New students and postdocs were attracted to my laboratory and were excited to be working at the forefront of plant membrane biology. I strongly felt that if a researcher (student or postdoc) was interested in the project, he or she would make new and exciting discoveries. I tried to match the natural talent, interest, and inclination of the person with the project. I quizzed and challenged students often to stimulate their thinking and development into independent scientists. I tried to cultivate a concept of sharing responsibilities in the laboratory for the good of all. A congenial laboratory environment was contagious and would lead to synergistic results. I continued two traditions I enjoyed as a student. Like my Ph.D. mentor, I had (and still have) lunch with the lab nearly daily where we would talk about anything. Also, I liked to take everyone to the ASPP meetings, held at affordable venues then, like campuses in Davis, Providence, and Baton Rouge. The exposure gave the students and postdoctoral fellows opportunities to interact with other scientists professionally and socially, to present their work, and to gain recognition. As I served on faculty search committees, I learned to write effective recommendation letters. To my delight, the first generation of students and postdocs began to get job interviews. At that time, there was a lack of senior role models in the department. So I must have been doing some things right!

Though I was relatively successful in sustaining a lively research program, grant funding, and attracting outstanding students, I gradually felt unhappy. What was wrong? I had everything, or so it seemed. I achieved tenure in three years and had invitations to author reviews and to give talks. Yet instead of being energized, I felt exhausted to the point that I could hardly function. I escaped to Kansas for peace, tranquility, and contemplation. I thought I would recover in the summer, as I was not diagnosed with any illness. How could I leave three graduate students afloat? I had to get back to them. Yet for months, there was little or no improvement. The positive slope to recovery began only when I accepted that professional life as I had defined it was dispensable, but that one’s personal life was not. Inner strength comes from caring and love for and by family and friends. I had taken that for granted, as I have always had it. As I began to rejoin the professional world, I learned that I was not alone in losing balance. Several prominent scientists shared their experience with me. One advised me to “take breaks often.” My advice to young scientists is to “strive toward your dreams but listen to your inner self.” In pursuit of “success” as defined and expected by promotion and tenure committees of U.S. universities, I had lost touch with what I was—my roots and my culture. Thankfully, I have regained energy and balance with the support of family, friends, students, and colleagues. I now know how to maintain a balance and a sense of inner peace that is so essential to meeting new challenges and to being creative and productive.

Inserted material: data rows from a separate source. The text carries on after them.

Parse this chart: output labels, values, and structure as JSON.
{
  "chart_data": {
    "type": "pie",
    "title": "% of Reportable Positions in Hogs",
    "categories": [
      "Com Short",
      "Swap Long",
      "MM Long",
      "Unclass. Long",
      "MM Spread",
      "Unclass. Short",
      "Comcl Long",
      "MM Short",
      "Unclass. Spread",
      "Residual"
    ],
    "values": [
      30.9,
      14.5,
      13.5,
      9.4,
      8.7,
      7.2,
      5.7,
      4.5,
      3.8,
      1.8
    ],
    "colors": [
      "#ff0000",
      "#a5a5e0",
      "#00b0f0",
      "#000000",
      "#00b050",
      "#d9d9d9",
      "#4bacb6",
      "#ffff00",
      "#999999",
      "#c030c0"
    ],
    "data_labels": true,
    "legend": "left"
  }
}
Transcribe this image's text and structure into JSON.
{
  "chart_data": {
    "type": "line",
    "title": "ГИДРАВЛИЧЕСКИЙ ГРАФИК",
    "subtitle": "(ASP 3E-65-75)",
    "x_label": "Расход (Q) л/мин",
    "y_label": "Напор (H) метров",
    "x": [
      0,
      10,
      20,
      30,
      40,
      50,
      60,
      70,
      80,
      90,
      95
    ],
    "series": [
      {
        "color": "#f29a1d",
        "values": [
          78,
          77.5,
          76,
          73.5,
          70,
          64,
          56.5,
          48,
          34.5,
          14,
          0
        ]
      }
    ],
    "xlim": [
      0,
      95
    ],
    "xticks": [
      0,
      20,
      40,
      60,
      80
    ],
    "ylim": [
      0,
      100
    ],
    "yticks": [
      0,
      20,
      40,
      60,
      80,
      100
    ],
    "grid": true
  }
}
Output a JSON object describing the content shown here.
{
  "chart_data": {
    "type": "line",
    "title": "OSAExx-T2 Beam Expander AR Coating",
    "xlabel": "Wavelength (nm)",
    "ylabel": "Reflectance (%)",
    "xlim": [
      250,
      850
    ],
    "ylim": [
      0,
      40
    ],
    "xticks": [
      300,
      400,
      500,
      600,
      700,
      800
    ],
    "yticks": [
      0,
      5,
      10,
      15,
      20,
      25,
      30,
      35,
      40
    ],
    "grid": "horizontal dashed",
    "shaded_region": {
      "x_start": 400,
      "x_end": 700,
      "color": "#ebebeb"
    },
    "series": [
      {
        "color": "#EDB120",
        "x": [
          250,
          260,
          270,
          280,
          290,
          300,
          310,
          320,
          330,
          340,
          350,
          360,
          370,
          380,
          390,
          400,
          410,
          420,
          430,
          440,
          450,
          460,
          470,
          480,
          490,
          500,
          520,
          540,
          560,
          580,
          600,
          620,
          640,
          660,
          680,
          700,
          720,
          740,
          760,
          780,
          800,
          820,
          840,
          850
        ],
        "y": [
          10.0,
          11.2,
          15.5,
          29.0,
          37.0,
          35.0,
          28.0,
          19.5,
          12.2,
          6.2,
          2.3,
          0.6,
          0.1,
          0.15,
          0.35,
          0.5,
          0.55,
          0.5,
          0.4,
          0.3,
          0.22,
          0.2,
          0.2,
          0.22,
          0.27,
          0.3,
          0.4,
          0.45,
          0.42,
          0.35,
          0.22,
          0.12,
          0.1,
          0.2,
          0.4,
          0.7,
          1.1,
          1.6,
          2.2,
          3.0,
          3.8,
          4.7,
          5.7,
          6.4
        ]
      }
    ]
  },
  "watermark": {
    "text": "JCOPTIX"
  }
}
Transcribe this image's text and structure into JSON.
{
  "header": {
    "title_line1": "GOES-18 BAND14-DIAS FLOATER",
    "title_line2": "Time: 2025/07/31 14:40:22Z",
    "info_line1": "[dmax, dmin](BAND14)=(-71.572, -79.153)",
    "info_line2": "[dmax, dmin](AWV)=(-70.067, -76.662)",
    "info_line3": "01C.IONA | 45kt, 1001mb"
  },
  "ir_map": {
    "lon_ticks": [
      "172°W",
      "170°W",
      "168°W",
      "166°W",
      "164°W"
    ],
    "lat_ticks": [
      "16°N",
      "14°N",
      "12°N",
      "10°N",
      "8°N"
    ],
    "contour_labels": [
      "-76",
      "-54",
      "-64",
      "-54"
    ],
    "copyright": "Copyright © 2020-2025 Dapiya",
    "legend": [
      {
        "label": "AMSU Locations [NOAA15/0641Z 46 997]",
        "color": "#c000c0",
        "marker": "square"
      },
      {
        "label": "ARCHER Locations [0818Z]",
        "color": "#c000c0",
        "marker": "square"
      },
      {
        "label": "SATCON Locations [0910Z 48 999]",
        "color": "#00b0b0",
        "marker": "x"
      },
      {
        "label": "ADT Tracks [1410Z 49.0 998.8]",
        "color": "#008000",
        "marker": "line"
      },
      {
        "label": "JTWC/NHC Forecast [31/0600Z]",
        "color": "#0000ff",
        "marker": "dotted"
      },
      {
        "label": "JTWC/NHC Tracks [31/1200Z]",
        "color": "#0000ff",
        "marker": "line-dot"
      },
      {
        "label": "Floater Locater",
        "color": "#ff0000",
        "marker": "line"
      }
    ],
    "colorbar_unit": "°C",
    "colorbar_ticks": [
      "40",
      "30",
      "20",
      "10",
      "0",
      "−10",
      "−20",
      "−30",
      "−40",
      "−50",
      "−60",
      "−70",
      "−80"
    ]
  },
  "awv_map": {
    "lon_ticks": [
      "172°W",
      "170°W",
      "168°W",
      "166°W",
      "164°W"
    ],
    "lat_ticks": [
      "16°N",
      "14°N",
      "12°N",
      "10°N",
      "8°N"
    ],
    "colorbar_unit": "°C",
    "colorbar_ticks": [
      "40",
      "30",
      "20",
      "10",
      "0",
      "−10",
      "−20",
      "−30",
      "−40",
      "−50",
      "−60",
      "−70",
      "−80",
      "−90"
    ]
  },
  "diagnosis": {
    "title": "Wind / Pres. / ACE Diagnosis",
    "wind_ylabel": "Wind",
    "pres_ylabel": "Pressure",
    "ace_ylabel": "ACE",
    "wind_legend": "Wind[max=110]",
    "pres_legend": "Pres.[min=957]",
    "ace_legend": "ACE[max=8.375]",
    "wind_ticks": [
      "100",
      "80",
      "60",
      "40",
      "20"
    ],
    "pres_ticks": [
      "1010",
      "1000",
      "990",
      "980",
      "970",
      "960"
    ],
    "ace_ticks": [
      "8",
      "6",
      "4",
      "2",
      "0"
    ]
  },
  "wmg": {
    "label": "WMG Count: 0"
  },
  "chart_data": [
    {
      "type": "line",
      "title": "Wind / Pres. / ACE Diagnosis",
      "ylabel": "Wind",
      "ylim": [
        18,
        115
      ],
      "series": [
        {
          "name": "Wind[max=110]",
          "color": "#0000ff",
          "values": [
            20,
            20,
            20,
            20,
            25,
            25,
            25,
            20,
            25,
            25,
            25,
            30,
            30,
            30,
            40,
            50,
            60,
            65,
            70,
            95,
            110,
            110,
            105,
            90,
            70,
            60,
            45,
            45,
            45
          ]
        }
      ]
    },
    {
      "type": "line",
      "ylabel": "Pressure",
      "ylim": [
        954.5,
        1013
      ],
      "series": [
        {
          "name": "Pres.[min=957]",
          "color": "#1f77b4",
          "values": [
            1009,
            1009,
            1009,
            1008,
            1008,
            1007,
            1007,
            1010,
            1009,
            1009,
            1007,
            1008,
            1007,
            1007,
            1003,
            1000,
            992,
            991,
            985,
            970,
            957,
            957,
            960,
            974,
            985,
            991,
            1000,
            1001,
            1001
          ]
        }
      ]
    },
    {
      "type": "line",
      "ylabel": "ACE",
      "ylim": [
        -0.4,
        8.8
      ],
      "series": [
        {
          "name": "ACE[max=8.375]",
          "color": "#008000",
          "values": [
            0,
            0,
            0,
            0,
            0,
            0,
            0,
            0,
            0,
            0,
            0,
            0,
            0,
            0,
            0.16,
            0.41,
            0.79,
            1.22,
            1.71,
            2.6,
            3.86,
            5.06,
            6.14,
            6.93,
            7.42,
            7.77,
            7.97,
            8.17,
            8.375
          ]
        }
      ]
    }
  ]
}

Working in a rapidly developing field, like biology, is not unlike my childhood. One faces constant challenges to learn a new language and new concepts of a discipline, and to adapt to the changes. Falling and failing are parts of the journey and the adventure. However, there will be a new discovery or new insight over the next horizon as long as one maintains the childhood curiosity and interest and continues to learn and probe with an open mind and a positive outlook.